Research officer Dr Ciara Beausang stated that the same would not necessarily be true in the case of the average tillage or dairy farm.

Beausang gave an overview of the authority’s number crunching on grass-clover silage as an AD feedstock at an Irish Bioenergy Association farm biogas conference on Thursday.

Teagasc's study assumed that three cuts could be taken each year to give an overall yield of 14t DM/ha, with no costs associated with land or capital expenditure, such as silage pits, included in the calculations.

It was also assumed that some of the digestate would be recycled back to farm, but that nutrient levels would need to be topped up with chemical phosphorus and potassium.

Economics

“What they wanted to do was look at if a farmer decided to grow grass silage, what impact would it have on the economics of their farm compared to the existing farm enterprise,” the conference heard from the research officer.

“They modelled the price of the silage [at] three different price points - €30/t, €40/t and €50t.

“Firstly, you can see that if you are in a dairy enterprise, it is not profitable for you to grow grass silage as an AD feedstock compared to your current farming system.

“Similarly for tillage, it depends on the price you get for silage.

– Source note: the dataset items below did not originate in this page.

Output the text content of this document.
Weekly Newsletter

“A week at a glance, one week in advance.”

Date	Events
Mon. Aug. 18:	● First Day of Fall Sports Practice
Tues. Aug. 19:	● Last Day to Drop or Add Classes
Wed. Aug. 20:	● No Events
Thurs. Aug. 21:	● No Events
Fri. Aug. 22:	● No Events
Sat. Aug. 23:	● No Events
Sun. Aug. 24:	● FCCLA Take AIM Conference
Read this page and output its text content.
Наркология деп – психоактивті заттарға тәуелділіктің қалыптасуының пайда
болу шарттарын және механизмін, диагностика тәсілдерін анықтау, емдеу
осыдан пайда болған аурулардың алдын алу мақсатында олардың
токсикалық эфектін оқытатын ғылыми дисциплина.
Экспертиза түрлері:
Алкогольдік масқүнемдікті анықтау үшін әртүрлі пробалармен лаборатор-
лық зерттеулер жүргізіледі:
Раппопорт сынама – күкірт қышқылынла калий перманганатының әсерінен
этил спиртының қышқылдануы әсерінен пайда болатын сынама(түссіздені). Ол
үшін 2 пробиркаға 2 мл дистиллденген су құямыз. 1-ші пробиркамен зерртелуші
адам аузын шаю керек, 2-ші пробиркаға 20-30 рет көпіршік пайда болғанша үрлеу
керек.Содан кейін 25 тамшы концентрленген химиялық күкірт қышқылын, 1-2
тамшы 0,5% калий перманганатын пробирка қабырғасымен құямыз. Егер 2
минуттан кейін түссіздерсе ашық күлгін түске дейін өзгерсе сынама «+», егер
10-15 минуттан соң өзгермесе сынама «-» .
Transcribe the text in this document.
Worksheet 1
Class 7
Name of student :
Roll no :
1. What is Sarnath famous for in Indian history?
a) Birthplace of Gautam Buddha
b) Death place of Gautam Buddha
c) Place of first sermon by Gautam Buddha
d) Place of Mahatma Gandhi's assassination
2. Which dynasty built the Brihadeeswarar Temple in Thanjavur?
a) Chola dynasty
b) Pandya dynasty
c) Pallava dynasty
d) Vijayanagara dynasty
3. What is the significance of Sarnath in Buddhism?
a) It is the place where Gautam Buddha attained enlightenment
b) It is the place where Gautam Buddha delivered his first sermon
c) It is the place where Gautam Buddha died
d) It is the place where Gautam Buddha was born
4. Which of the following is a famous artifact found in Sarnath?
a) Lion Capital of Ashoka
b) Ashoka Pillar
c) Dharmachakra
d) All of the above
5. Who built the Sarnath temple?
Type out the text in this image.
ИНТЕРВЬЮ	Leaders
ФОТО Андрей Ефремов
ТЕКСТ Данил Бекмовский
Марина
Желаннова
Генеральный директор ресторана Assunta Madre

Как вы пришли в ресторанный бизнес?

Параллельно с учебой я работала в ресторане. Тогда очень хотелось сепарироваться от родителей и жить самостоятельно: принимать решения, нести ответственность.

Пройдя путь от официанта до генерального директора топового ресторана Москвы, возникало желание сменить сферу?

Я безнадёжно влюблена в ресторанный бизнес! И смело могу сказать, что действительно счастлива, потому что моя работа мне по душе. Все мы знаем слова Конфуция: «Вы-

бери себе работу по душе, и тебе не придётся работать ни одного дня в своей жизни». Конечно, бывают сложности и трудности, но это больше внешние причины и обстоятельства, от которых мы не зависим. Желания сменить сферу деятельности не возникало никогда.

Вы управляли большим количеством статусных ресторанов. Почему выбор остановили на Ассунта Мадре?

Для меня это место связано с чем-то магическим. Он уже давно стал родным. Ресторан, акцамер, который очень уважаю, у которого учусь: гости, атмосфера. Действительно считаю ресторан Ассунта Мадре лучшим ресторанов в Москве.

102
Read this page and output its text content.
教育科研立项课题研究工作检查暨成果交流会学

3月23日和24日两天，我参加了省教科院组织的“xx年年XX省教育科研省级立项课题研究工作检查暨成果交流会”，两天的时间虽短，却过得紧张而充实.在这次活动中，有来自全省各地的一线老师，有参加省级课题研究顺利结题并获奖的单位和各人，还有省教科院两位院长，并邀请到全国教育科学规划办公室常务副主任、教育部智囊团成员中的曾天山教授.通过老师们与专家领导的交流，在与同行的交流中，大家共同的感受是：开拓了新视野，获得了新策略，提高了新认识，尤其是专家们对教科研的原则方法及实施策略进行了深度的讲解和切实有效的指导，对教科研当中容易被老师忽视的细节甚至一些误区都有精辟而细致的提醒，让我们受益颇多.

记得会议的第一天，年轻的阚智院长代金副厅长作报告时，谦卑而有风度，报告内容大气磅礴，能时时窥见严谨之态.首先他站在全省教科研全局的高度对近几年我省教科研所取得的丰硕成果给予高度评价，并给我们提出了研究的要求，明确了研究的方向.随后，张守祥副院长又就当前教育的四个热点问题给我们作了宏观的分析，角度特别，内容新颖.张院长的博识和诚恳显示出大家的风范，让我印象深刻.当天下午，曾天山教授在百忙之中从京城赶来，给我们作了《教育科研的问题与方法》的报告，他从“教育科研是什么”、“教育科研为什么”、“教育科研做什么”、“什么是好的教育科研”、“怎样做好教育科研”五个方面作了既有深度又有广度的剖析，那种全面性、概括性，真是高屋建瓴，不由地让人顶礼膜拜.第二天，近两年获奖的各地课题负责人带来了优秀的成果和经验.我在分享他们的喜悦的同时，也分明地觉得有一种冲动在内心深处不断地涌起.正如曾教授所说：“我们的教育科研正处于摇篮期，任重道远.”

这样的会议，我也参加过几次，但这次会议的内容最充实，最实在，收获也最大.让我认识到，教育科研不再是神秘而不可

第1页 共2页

Potentially at a higher price for silage, it may be more profitable and indeed growing grass silage in a tillage system may be more profitable than the least profitable crop in the tillage rotation.

“If you look at the other systems - cattle and sheep farms - potentially growing grass silage may be more profitable on a per-hectare basis than the existing farm systems.”

Figures presented by Beausang showed that the modelling of red clover silage left dairy the more profitable option by around €500/ha at a silage price of €40/t, while feedstock silage replacing tillage would leave a slightly higher margin at €35/t, rising to a €200/ha gain at €40/t.

A €35/t red clover silage feedstock was estimated to add approximately €200/ha on top of what cattle, sheep and suckler farms were expected to return from their regular enterprise, jumping to about €500/ha if a price of €40/t was received.